Vanderbilt University Institute of Imaging Science, Vanderbilt University, 1161 21st Ave. S, Medical Center North, AA-1105, Nashville, TN 37232-2310, United States; Department of Radiology and Radiological Sciences, Vanderbilt University, Nashville, TN 37232, United States.
Vanderbilt University Institute of Imaging Science, Vanderbilt University, 1161 21st Ave. S, Medical Center North, AA-1105, Nashville, TN 37232-2310, United States; Department of Biomedical Engineering, Vanderbilt University, Nashville, TN 37235, United States.
Neuroimage. 2022 Apr 15;250:118972. doi: 10.1016/j.neuroimage.2022.118972. Epub 2022 Feb 4.
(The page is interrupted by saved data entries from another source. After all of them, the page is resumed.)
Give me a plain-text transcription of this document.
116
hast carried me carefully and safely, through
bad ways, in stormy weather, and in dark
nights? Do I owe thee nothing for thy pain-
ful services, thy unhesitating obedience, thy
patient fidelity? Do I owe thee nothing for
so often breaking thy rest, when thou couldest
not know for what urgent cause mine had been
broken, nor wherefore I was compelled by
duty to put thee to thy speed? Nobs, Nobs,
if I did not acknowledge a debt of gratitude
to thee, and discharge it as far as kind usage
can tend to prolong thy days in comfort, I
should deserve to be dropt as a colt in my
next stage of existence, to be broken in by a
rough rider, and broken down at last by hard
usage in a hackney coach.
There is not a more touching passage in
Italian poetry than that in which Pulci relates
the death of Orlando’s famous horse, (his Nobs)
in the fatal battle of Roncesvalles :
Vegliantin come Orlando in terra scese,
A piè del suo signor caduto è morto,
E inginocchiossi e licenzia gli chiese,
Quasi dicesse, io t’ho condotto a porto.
Recent studies have demonstrated that the mathematical model used for analyzing and interpreting fMRI data in gray matter (GM) is inappropriate for detecting or describing blood-oxygenation-level-dependent (BOLD) signals in white matter (WM). In particular the hemodynamic response function (HRF) which serves as the regressor in general linear models is different in WM compared to GM. We recently reported measurements of the frequency contents of resting-state signal time courses in WM that showed distinct power spectra which depended on local structural-vascular-functional associations. In addition, multiple studies of GM have revealed how functional connectivity between regions, as measured by the correlation between BOLD time series, varies dynamically over time. We therefore investigated whether and how BOLD signals from WM in a resting state varied over time. We measured voxel-wise spectrograms, which reflect the time-varying spectral patterns of WM time courses. The results suggest that the spectral patterns are non-stationary but could be categorized into five modes that recurred over time. These modes showed distinct spatial distributions of their occurrences and durations, and the distributions were highly consistent across individuals. In addition, one of the modes exhibited a strong coupling of its occurrence between GM and WM across individuals, and two communities of WM voxels were identified according to the hierarchical structures of transitions among modes. Moreover, these modes are coupled to the shape of instantaneous HRFs. Our findings extend previous studies and reveal the non-stationary nature of spectral patterns of BOLD signals over time, providing a spatial-temporal-frequency characterization of resting-state signals in WM.
最近的研究表明,用于分析和解释灰质 (GM) 中的功能磁共振成像 (fMRI) 数据的数学模型不适合检测或描述白质 (WM) 中的血氧水平依赖 (BOLD) 信号。特别是作为广义线性模型中回归量的血流动力学响应函数 (HRF) 在 WM 中与 GM 不同。我们最近报告了静息状态信号时间过程中频率含量的测量结果,这些结果显示了依赖于局部结构-血管-功能关联的不同的功率谱。此外,对 GM 的多项研究揭示了区域之间的功能连接如何随着时间的推移而动态变化,如通过 BOLD 时间序列之间的相关性来测量。因此,我们研究了静息状态下 WM 的 BOLD 信号是否以及如何随时间变化。我们测量了体素水平的频谱图,它反映了 WM 时间过程的时变光谱模式。结果表明,这些模式是非平稳的,但可以分为五种模式,这些模式随时间重复出现。这些模式的出现和持续时间具有不同的空间分布,并且在个体之间高度一致。此外,其中一种模式在 GM 和 WM 之间表现出强烈的耦合,并且根据模式之间转换的层次结构,确定了 WM 体素的两个社区。此外,这些模式与瞬时 HRF 的形状耦合。我们的发现扩展了以前的研究,并揭示了 BOLD 信号随时间的光谱模式的非平稳性质,为 WM 中的静息状态信号提供了时空频率特征。